My Valentine

by Rick Johansen

I shouldn’t get all melancholy on a day like Valentine’s Day, that wonderful celebration of love and a glorious excuse to have too much to drink (not that I normally need an excuse), but somehow I do. Perhaps it is because as one gets older, the days and weeks seem to pass by so much quicker and then you see, through the old age of others, that the great days don’t last forever.

Seeing all the messages on social networks has warmed the soul. You don’t have to express your love for someone on a public forum if you don’t want to – I think my partner already knows how I feel about her, even if I did forget to buy a card today! – but there has been something quite wonderful about them today. After all, the British are not exactly known for revealing their feelings in public!

It is not my new line of work that has changed my attitude to life for I have always believed in both seizing the day as well as making plans for the future; there has to be a combination of both. When I was young, and in fact not so young, I thought I was indestructible, that I alone would live forever. When bad things happened to other people, when people caught awful illnesses and even died, these were things that happened to other people. That’s not how I feel anymore.

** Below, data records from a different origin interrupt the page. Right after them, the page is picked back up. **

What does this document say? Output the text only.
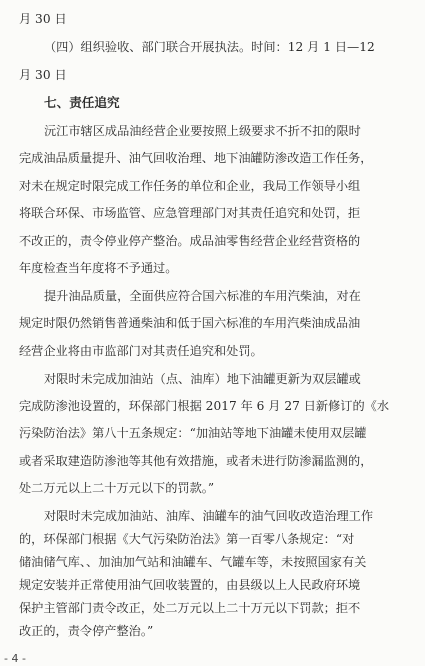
月 30 日
（四）组织验收、部门联合开展执法。时间：12 月 1 日—12
月 30 日
七、责任追究
沅江市辖区成品油经营企业要按照上级要求不折不扣的限时
完成油品质量提升、油气回收治理、地下油罐防渗改造工作任务，
对未在规定时限完成工作任务的单位和企业，我局工作领导小组
将联合环保、市场监管、应急管理部门对其责任追究和处罚，拒
不改正的，责令停业停产整治。成品油零售经营企业经营资格的
年度检查当年度将不予通过。
提升油品质量，全面供应符合国六标准的车用汽柴油，对在
规定时限仍然销售普通柴油和低于国六标准的车用汽柴油成品油
经营企业将由市监部门对其责任追究和处罚。
对限时未完成加油站（点、油库）地下油罐更新为双层罐或
完成防渗池设置的，环保部门根据 2017 年 6 月 27 日新修订的《水
污染防治法》第八十五条规定：“加油站等地下油罐未使用双层罐
或者采取建造防渗池等其他有效措施，或者未进行防渗漏监测的，
处二万元以上二十万元以下的罚款。”
对限时未完成加油站、油库、油罐车的油气回收改造治理工作
的，环保部门根据《大气污染防治法》第一百零八条规定：“对
储油储气库、、加油加气站和油罐车、气罐车等，未按照国家有关
规定安装并正常使用油气回收装置的，由县级以上人民政府环境
保护主管部门责令改正，处二万元以上二十万元以下罚款；拒不
- 4 -
改正的，责令停产整治。”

Valentine’s Day to me is an opportunity to catch my breath. In my current form of semi-retirement, having forsaken the day-to-day drudgery of full time work, the speed of life has definitely slowed. Having more time to be with the people I love and to do the things I want has been as important as anything I have ever done. I understand people who enjoy working long, hard hours, with minimal time off because if you have a job you love, you have done better than I ever managed until now.

My perspective changed many years ago when as part of my job with the DWP saw me visiting people in their homes. I saw people with terminal illnesses, with debilitating and deteriorating conditions and some who had nothing in their lives. This was in the 1990s and things were better for vulnerable people back then. I saw people who had lost loved ones and felt they had nothing left to live for. As the years went by, so many people’s lives barely resembled the ones they enjoyed when they were young and, dare I say it, and in love. This is how it can all end. Eventually, no matter how good the story, it ends in sadness.

I am a lucky man, luckier than most. I escaped the rat race, finally found what I always wanted to do and all the while I lived with my best friend, my soul mate and – whisper it – the love of my life.

All the money in the world simply cannot buy what the lucky ones have.

As a certain popular beat combo outfit from Liverpool once said, “I don’t care too much for money, money can’t buy me love.”